I was one of the most romantic teenagers who ever graced the arm of any fair damsel, but I was also proved to be a sucker if I ever witnessed one of them in distress. I cannot count the number of injuries from fights I notched up rescuing young women from the dangerous clutches of the arms of some other man who was not worthy of them!
My greatest fault in the courtship stakes, however, was that I was never interested in joining the field of non-runners. I was a teenager more interested in dating beautiful young women, not 'courting' them! To me, ‘courtship’ sounded too permanent the type of relationship to make it appealing to me, whereas ‘having a good date for the night’ was clearly more suitable for my one-way street of masculine thought.
Where I came unstuck most often, however, was that while I never intended to get married until my thirties (after I had travelled extensively and rid my mind and body of my wanderlust and all other forms of lust they held), I always felt this need to ‘be in love’ with whomever I was dating at the time as opposed to needing to ‘be loved’ in return. There was no each-way wager about the filly I was backing. It was a one-way bet; win or lose! I was, in short, a hopeless romantic, attempting to match the irreconcilables of physically being close to a beautiful woman while maintaining enough emotional distance from her to take her mind off marriage!
I must confess to having been aided considerably in this objective by two important things, being a good dancer and a good kisser.

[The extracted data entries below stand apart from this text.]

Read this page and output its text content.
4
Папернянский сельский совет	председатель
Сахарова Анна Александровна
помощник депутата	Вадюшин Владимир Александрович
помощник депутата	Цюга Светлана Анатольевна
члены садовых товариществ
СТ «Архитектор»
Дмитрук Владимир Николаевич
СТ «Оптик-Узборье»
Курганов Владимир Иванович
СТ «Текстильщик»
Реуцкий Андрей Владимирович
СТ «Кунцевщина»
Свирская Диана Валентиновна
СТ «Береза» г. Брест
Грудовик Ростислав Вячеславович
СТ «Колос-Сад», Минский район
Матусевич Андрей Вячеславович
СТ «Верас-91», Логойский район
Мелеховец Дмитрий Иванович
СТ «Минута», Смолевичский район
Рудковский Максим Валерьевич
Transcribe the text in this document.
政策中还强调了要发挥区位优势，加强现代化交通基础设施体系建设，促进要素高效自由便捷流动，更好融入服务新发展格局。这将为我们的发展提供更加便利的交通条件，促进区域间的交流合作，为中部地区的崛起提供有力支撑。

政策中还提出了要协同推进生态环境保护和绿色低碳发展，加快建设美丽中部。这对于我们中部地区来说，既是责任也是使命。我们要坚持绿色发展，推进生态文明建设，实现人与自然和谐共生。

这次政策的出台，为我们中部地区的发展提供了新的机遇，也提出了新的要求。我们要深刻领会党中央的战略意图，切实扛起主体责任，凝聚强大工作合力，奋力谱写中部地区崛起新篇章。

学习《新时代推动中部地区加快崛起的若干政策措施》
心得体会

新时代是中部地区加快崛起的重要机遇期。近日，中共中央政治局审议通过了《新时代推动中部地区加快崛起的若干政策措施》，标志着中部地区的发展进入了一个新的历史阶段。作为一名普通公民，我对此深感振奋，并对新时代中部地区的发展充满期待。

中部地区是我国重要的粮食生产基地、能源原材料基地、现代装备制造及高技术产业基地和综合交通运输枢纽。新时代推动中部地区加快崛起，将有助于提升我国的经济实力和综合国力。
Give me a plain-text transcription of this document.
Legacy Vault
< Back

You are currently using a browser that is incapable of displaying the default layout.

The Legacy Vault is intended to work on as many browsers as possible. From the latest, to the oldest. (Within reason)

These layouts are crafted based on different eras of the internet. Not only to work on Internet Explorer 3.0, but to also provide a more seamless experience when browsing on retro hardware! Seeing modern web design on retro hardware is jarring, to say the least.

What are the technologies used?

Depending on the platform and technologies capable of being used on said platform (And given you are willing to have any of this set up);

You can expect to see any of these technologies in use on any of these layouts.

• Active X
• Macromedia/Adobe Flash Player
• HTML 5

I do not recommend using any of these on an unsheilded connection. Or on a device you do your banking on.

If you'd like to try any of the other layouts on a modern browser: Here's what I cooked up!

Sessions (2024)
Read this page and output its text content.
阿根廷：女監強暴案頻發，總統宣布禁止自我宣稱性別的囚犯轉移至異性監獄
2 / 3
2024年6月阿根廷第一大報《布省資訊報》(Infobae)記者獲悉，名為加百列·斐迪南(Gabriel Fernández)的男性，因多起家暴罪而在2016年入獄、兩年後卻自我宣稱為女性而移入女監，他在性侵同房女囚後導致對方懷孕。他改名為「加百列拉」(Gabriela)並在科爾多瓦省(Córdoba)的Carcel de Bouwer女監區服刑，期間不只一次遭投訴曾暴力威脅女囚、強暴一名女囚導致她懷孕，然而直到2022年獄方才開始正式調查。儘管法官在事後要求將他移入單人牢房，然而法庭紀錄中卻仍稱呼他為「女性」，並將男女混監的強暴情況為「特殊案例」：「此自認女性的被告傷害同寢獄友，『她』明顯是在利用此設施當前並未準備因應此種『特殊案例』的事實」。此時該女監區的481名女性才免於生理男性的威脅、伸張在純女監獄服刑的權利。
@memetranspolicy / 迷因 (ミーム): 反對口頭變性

Whether I took the dance floor or the deepest breath I could, I was capable of ‘turning them wild’. Being a popular young man on the dance and dating scene, I could turn the heads of many a young woman whenever I entered their range of vision. I could also spin them like a top when we bopped to the fastest rock and roll record out at the time. I could always 'turn them on' at the end of the night when I escorted them back home. Early on in my dating life, I discovered the power of the carefully chosen word whether it was casually recited in poetic prose or sung in a gentle serenade. Let’s face it chaps, there isn’t a woman alive (Ice Maidens included) who will not melt when the romantic heat of the night is turned up!
The song I sing today reminds me of one of my most common sayings as teenager who was approaching manhood. Whenever I saw a young woman who looked stunning, I would turn to my mate, point to the young beauty in question and confidently proclaim, “She’s the one!”
I would make this bold statement with a degree of arrogance that suggested all I had to do was to ask and she would come running! Those were the days…and the nights…and the mornings after!